Here is the test question:
Which paragraph do you remember best? #1 or #2?

If you’re like most people, you are going to remember paragraph two.

Here’s why: paragraph two tells a story about two students with tangible details that are easy to understand. Both paragraphs seek to say the same thing – that students exposed to STEM early in their learning journeys are likely to continue engaging in it. Paragraph two is powerful because it shows us how that happens instead of tells.

“Show, don’t tell,” is one of the basic rules of effective communications. Integrating people and details whenever possible will better engage your audience and help your message be understood and retained.

Stories and details evoke emotional responses. They humanize the people and situations you are describing and the issue for which you are advocating.  Techniques like storytelling are simple but essential to effective communication.

The STEM PUSH Network, like other NSF-supported projects, is deeply committed to sharing its work with a variety of audiences. Early on, it recognized the importance of prioritizing communication and of coming to a shared understanding of the rules and techniques that make communication effective.  

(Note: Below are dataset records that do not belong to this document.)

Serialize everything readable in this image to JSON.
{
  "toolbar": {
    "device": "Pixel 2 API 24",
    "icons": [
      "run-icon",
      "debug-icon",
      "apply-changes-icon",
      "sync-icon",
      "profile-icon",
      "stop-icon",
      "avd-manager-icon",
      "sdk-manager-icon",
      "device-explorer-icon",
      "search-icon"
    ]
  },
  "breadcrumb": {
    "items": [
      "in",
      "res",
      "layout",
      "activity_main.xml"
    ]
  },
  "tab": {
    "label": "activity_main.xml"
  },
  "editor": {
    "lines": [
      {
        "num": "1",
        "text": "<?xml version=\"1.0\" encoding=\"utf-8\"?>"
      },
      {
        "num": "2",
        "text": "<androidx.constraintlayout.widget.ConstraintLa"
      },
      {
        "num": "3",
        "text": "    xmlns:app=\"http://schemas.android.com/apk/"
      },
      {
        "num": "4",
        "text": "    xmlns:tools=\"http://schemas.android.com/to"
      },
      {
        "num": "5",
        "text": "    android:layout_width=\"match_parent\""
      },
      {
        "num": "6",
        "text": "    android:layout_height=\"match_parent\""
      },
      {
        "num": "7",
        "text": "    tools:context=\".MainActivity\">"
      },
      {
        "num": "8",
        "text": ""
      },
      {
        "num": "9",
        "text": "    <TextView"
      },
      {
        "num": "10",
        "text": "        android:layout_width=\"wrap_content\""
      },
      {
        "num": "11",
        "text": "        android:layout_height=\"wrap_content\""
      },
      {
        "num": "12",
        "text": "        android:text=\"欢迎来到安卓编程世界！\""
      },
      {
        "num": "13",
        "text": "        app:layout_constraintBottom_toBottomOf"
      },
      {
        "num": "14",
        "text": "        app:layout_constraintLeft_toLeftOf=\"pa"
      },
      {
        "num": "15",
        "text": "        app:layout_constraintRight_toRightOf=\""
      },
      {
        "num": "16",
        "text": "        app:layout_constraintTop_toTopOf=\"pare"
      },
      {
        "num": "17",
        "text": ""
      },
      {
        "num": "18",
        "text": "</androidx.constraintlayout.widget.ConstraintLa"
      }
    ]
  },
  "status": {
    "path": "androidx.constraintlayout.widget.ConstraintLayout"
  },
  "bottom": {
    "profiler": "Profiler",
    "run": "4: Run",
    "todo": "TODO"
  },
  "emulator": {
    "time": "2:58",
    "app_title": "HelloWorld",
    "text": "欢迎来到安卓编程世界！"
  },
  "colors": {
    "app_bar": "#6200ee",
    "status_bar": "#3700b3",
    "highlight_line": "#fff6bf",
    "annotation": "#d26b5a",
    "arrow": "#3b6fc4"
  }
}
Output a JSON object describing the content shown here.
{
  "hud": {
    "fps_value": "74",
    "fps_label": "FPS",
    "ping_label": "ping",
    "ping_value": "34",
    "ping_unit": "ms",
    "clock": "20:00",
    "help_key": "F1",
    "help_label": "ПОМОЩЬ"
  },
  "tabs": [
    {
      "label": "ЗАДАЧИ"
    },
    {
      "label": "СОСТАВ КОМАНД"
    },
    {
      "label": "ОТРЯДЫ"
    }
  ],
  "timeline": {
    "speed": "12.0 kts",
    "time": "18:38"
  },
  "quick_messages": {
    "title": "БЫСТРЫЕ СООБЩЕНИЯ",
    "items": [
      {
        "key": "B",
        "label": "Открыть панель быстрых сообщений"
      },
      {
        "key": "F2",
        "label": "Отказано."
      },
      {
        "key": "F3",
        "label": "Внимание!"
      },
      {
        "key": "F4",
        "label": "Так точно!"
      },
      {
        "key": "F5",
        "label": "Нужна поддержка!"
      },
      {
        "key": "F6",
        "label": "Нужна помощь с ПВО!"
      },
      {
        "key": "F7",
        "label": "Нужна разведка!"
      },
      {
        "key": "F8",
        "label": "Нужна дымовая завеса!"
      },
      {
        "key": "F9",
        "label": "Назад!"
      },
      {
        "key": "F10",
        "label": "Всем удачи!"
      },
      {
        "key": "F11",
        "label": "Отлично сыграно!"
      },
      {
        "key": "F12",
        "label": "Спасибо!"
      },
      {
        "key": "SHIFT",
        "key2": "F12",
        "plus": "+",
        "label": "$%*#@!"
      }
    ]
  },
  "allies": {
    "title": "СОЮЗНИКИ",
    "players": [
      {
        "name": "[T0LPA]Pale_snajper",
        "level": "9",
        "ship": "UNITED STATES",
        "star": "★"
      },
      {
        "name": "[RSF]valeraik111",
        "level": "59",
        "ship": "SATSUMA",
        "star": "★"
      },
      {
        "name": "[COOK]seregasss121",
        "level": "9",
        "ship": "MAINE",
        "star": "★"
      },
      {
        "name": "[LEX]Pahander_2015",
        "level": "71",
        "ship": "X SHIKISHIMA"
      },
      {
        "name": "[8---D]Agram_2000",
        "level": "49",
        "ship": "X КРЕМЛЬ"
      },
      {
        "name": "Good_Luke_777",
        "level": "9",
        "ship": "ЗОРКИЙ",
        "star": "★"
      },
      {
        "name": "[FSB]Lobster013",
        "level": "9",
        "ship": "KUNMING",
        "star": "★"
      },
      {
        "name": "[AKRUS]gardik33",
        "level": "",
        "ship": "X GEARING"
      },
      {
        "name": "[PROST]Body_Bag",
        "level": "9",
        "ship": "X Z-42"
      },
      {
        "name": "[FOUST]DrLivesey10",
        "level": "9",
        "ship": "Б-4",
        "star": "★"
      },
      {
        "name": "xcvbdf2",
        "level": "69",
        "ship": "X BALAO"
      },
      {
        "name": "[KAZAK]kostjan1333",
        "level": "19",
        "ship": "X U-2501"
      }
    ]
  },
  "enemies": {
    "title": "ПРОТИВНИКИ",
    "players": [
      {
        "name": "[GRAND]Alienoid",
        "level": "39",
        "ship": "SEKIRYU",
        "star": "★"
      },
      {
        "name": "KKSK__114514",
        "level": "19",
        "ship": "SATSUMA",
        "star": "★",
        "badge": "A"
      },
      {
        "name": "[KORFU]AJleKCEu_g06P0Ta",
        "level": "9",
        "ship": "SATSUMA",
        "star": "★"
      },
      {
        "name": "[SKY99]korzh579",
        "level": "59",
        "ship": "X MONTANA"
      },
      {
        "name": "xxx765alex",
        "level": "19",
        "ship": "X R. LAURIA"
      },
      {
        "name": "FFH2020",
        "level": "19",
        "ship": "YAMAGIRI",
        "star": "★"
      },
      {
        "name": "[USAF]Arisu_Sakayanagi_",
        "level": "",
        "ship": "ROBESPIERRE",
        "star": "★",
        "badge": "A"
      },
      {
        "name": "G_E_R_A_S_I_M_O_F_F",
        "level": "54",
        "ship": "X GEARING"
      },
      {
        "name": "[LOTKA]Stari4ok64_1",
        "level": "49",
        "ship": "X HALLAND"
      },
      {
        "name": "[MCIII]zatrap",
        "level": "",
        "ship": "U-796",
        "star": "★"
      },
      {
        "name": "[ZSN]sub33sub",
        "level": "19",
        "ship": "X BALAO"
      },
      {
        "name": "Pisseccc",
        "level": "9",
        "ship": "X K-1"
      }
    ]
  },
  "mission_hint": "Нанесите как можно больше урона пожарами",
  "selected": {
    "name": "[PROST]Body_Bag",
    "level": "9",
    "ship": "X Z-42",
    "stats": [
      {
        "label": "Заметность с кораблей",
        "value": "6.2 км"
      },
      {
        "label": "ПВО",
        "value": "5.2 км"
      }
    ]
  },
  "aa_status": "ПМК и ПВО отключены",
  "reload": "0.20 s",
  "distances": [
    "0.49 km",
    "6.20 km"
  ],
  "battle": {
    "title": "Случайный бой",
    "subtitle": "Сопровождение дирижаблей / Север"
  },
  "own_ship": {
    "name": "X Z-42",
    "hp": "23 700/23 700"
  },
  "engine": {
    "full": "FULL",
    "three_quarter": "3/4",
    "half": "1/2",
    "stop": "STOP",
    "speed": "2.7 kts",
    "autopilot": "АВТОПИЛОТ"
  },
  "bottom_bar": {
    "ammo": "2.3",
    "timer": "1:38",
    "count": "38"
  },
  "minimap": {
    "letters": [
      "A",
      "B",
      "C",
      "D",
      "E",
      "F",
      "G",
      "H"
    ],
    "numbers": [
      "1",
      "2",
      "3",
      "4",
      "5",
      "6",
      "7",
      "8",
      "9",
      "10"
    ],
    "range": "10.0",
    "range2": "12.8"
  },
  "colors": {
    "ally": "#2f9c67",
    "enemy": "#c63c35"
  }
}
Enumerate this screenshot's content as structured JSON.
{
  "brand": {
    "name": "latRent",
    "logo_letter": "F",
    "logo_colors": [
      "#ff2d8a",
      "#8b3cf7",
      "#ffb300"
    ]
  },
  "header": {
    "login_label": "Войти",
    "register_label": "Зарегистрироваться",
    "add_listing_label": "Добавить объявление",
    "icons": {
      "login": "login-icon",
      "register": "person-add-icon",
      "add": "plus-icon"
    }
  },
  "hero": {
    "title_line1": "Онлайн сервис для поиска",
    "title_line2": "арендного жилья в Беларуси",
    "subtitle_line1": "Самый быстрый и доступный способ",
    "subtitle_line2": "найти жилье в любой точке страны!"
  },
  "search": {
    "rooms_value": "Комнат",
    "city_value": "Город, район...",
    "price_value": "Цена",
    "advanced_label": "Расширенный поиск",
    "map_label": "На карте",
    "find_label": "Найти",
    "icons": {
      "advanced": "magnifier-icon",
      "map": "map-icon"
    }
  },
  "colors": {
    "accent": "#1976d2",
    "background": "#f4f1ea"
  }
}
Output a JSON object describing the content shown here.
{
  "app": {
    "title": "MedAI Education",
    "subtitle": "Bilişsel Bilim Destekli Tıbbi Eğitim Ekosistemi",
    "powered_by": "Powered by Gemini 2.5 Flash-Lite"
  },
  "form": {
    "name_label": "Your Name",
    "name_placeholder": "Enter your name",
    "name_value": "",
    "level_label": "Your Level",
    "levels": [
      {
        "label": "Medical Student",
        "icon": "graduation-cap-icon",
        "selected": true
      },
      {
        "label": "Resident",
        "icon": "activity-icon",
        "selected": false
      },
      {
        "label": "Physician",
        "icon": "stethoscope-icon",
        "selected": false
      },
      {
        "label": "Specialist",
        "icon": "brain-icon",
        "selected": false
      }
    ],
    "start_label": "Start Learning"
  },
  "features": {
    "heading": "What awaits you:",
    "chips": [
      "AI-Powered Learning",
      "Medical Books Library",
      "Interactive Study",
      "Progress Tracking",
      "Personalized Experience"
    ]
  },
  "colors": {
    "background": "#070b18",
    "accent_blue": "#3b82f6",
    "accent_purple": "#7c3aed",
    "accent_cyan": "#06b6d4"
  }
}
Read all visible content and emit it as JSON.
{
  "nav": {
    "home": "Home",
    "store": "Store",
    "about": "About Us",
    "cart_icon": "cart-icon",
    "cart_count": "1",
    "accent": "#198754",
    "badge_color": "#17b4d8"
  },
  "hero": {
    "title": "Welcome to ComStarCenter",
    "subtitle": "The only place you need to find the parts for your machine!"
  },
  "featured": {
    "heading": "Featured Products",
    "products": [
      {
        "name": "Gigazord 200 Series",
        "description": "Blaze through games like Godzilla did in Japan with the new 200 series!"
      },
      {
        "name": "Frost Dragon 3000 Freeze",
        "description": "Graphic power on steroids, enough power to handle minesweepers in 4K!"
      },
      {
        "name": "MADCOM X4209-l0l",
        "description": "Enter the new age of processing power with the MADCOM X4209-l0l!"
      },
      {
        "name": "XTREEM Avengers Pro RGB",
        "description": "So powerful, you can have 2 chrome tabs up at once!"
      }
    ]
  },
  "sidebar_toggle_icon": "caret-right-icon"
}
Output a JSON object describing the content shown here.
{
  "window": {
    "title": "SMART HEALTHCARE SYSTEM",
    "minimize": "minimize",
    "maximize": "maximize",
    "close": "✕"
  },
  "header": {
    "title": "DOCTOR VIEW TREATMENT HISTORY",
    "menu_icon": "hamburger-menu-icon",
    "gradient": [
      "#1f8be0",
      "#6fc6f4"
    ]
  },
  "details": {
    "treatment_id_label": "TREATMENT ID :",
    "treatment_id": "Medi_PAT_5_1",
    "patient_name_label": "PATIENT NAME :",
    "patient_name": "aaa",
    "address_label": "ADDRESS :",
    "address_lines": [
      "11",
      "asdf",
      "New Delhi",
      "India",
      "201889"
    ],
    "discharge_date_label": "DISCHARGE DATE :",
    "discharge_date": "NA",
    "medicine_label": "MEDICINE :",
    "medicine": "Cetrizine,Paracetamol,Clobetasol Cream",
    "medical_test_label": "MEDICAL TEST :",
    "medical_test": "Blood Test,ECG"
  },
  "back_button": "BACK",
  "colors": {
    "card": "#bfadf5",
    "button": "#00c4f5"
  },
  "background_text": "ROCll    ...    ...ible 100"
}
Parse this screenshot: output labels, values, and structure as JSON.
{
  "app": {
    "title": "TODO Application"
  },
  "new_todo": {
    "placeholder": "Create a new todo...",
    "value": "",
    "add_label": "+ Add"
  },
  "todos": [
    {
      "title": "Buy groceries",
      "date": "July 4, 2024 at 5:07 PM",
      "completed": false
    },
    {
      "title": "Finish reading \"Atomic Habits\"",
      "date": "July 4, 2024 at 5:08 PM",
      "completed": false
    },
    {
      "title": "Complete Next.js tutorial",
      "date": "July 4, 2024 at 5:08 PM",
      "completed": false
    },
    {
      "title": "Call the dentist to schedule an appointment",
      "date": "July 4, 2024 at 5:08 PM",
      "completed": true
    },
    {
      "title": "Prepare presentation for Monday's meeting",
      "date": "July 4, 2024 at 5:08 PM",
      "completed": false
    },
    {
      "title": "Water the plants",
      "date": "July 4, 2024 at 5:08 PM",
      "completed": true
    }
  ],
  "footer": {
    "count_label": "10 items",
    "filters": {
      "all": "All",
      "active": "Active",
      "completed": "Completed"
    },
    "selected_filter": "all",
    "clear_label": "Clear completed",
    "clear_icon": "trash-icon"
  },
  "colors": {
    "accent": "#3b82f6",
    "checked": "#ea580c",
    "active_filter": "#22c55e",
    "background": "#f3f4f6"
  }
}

The STEM PUSH Network seeks to change long-standing traditions of making decisions and understandings of what we determine holds value for students. Essentially, the STEM PUSH Network’s charge is to change the culture. Cultural changes are most effective with good, new stories.

The STEM PUSH Network has planned communications training for its network members and stakeholders. Led by TIES, the backbone organization for the STEM PUSH Network, the communications training offers a high-level overview of topics ranging from the critical role of storytelling to the importance of avoiding acronyms (when possible).

Here are seven best practices for written and verbal communication:

  1. Storytelling is key: use stories and details to illustrate concepts and ideas.
  2. The most effective communicators are good listeners.
  3. Active listening involves paying close attention to what the other person is saying, asking clarifying questions, and rephrasing what the person says to ensure understanding (“So, what you’re saying is …”)
  4. Effective communicators engage their audience by asking questions, tailoring content to what their audience is interested in and calling out relevant examples. Try to be mindful of who your audience is and use appropriate language, vocabulary, and points of reference. (For example, if you are addressing a group of biotechnology students and professors, it would be wise to use examples that deal with using living organisms or something else relevant to their field.)
  5. In spoken communication, be sure to read non-verbal signals to help determine if your message is being understood. (If someone in the front row is texting or sleeping, you may need to step up your game and work to integrate more relevant material.)
  6. Avoid acronyms when possible. (“NSF” and “STEM” are commonly understood in the field, but when you combine them with other acronyms it can confusing.) It is rarely wise to assume your audience knows what the acronym stands for, and the full name may be more informative.
  7. Be aware of your non-verbal cues and signals. In face-to-face presentations, maintain as much eye contact as possible.